Andrés Huneeus
Vale la pena sentar bases para “respirar” una información de calidad que preserve a las personas de la etiqueta rotulada: “en vías de extinción”.
Ha surgido entre nosotros un debate singular: si la violencia y la pornografía en la televisión son dañinas o inocuas. La discusión se plantea generalmente en términos muy modernos, o sea, estadísticos, cuantitativos. Se trata de determinar qué número de horas ante la pantalla genera instintos asesinos o perversiones eróticas. Cabe pensar, pues, que de no hallarse una relación “significativa” entre aquéllas y éstos – o sea, sólo unos pocos muertos o depravados, a pesar de una enorme absorción de rudeza y obscenidad- no habría motivo de preocupación por los efectos sociológicamente negativos de tales programas.
El sentido común no desempeña en todo esto papel alguno. La tarántula el pudú y los pidenes necesitan vivir en un ambiente natural propicio, y de allí la notable preocupación de muchos por la ecología. Pero la ecología del espíritu, su entorno, no parecen suscitar una inquietud similar.

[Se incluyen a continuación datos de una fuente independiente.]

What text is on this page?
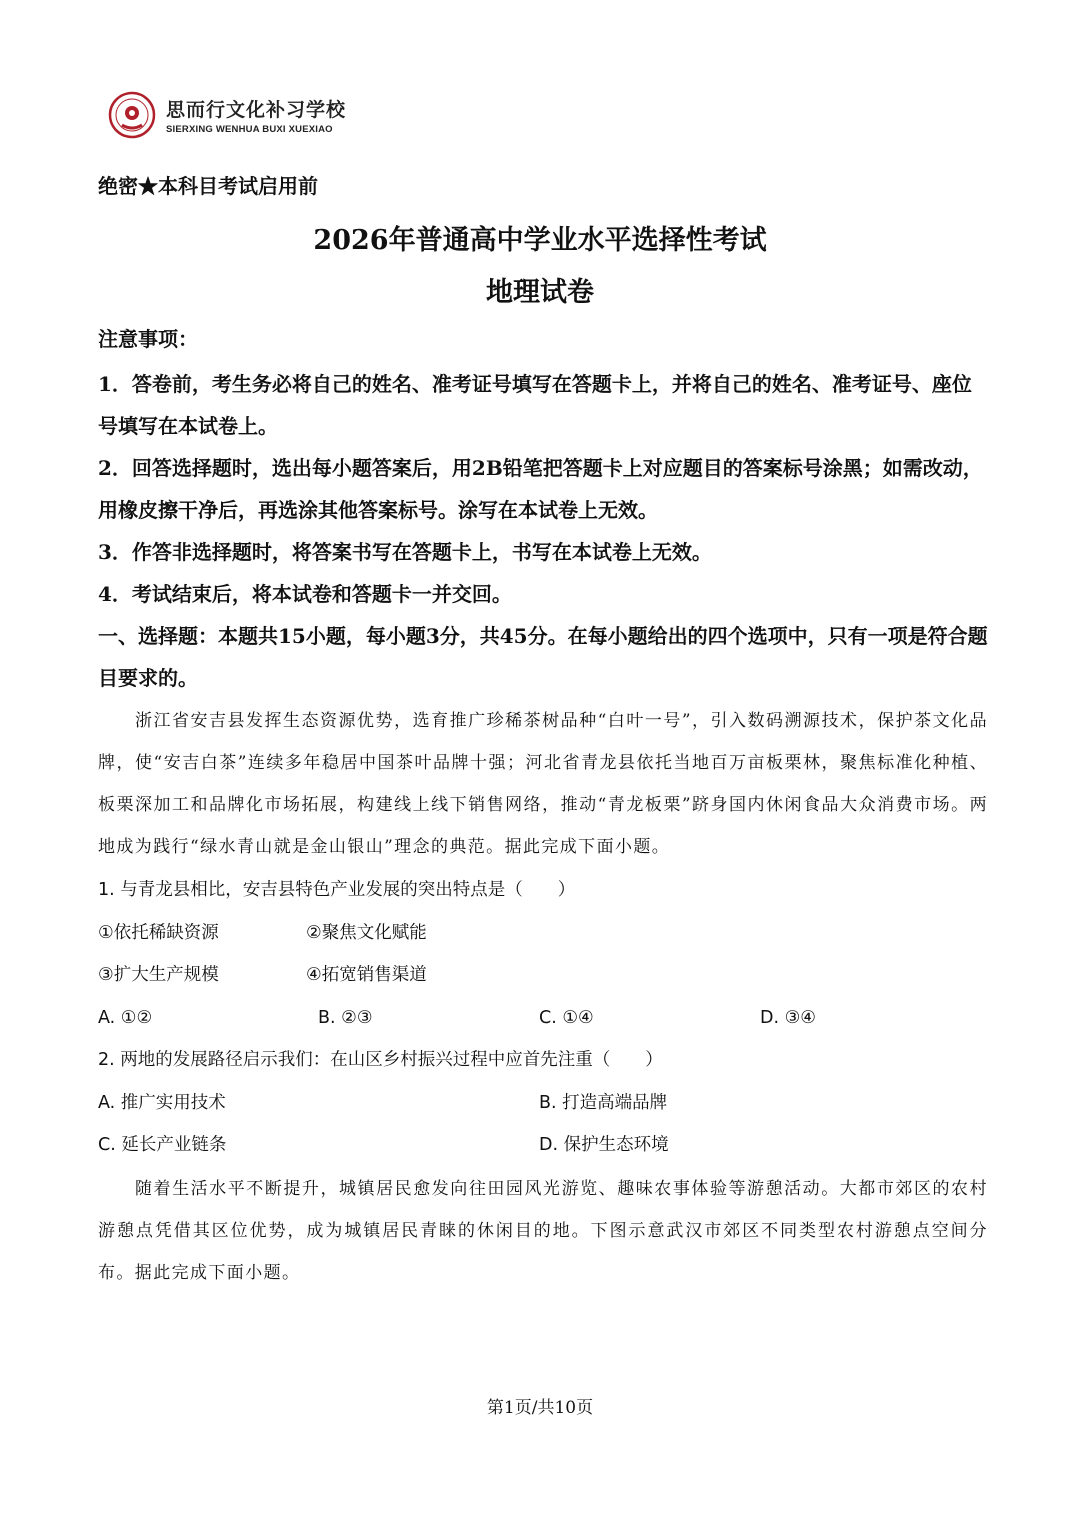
思而行文化补习学校
SIERXING WENHUA BUXI XUEXIAO
绝密★本科目考试启用前
2026年普通高中学业水平选择性考试
地理试卷
注意事项：
1．答卷前，考生务必将自己的姓名、准考证号填写在答题卡上，并将自己的姓名、准考证号、座位号填写在本试卷上。
2．回答选择题时，选出每小题答案后，用2B铅笔把答题卡上对应题目的答案标号涂黑；如需改动，用橡皮擦干净后，再选涂其他答案标号。涂写在本试卷上无效。
3．作答非选择题时，将答案书写在答题卡上，书写在本试卷上无效。
4．考试结束后，将本试卷和答题卡一并交回。
一、选择题：本题共15小题，每小题3分，共45分。在每小题给出的四个选项中，只有一项是符合题目要求的。
浙江省安吉县发挥生态资源优势，选育推广珍稀茶树品种“白叶一号”，引入数码溯源技术，保护茶文化品牌，使“安吉白茶”连续多年稳居中国茶叶品牌十强；河北省青龙县依托当地百万亩板栗林，聚焦标准化种植、板栗深加工和品牌化市场拓展，构建线上线下销售网络，推动“青龙板栗”跻身国内休闲食品大众消费市场。两地成为践行“绿水青山就是金山银山”理念的典范。据此完成下面小题。
1. 与青龙县相比，安吉县特色产业发展的突出特点是（　　）
①依托稀缺资源	②聚焦文化赋能
③扩大生产规模	④拓宽销售渠道
A. ①②	B. ②③	C. ①④	D. ③④
2. 两地的发展路径启示我们：在山区乡村振兴过程中应首先注重（　　）
A. 推广实用技术	B. 打造高端品牌
C. 延长产业链条	D. 保护生态环境
随着生活水平不断提升，城镇居民愈发向往田园风光游览、趣味农事体验等游憩活动。大都市郊区的农村游憩点凭借其区位优势，成为城镇居民青睐的休闲目的地。下图示意武汉市郊区不同类型农村游憩点空间分布。据此完成下面小题。
第1页/共10页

Tal incongruencia sólo puede explicarse porque existe un concepto falso –o al menos trunco- de lo natural. Se acepta que la naturaleza física está sometida de suyo a un ordenamiento equilibrado y sólo puede conservarse sana y hermosa si se respetan ciertas leyes de vida. Está bien y es así; más aún, la misma vida del hombre depende en alto grado del orden que existe en la naturaleza.
¿Peces en un charco de petróleo?
Pero sucede que el ser humano –cuerpo y alma- también tiene sus propias leyes de una vida equilibrada, su propia ecología espiritual. Requiere una atmósfera, un entorno para desarrollarse sanamente. No se pueden criar peces en un charco de petróleo, pero hay quienes creen posible criar seres humanos en un pantano. Demos por sentado que no logra probarse esa relación “significativa” entre la televisión y determinadas conductas antisociales o psíquicamente perturbadoras; ¿sería ello motivo para defender o justificar tales despliegues de crudeza?
Se pondría así en tela de juicio todo el sentido milenario de la educación basado en conceptos y actitudes que elevan la vida del hombre, exaltan el respeto por los demás, el trato digno, el dominio de sí, la delicadeza. Nos criaríamos, como describió Tolstoi, “en la negación radical de todo o, dicho de otro modo, como salvajes”.
¿No hay acaso una dosis innegable de barbarie ambiental en la vida moderna? Dos guerras mundiales sin precedentes serían prueba de ello. Pero ahora, por añadidura, sociólogos, periodistas, legisladores y psiquiatras analizan la violencia juvenil, la crueldad con los niños, los accidentes de tránsito causados por un manejo impetuoso, los conflictos familiares –todo medido en cifras ascendentes- y pocos ven la relación entre causas y efectos.
Confortable pérdida de discernimiento
Aun cuando la violencia y la pornografía televisadas no desempeñen en ello un papel, trasuntan y propagan una atmósfera de degradación. “Describen la vida”, dirán los escépticos; “el arte debe reflejarla”, nos harán reflexionar quienes pretenden hacerlo. Pero el gran arte –ése que ha durado siglos y milenios- es distinto. No es que no exista crueldad o pasiones en él, pero no constituyen su único contenido: son episodios de una trama más elevada y permanente. Paolo y Francesca, Otelo, Macbeth, Romeo y Julieta vuelan a una altura infinita sobre la excesiva crueldad justiciera, los diálogos pedestres, las infidelidades mezquinas, la vida artificiosa de mundillos inventados sin talento para matar una tarde ociosa o noches vacías.
Nada enriquecedor en esas imágenes; nada que sirva de catarsis; nada que nos adentre en almas humanas verdaderas, dotadas de cierta grandeza en sus heroísmos o miserias. La altura moral de su pueblo, dijo alguien, se mide por su modo de divertirse. Ahora –bendita tecnología- no necesitamos ver las cosas “en vivo y en directo”, sino creadas en los estudios y sólo detrás de un vidrio mágico. Es una manera cómoda de perder el discernimiento, la sensibilidad espiritual en forma imperceptible ante lo que está bien y lo que daña nuestras raíces profundas.
En otras palabras, todo se reduce a la limpieza del corazón, no menos necesaria para el bien común que la de los ríos y el mar.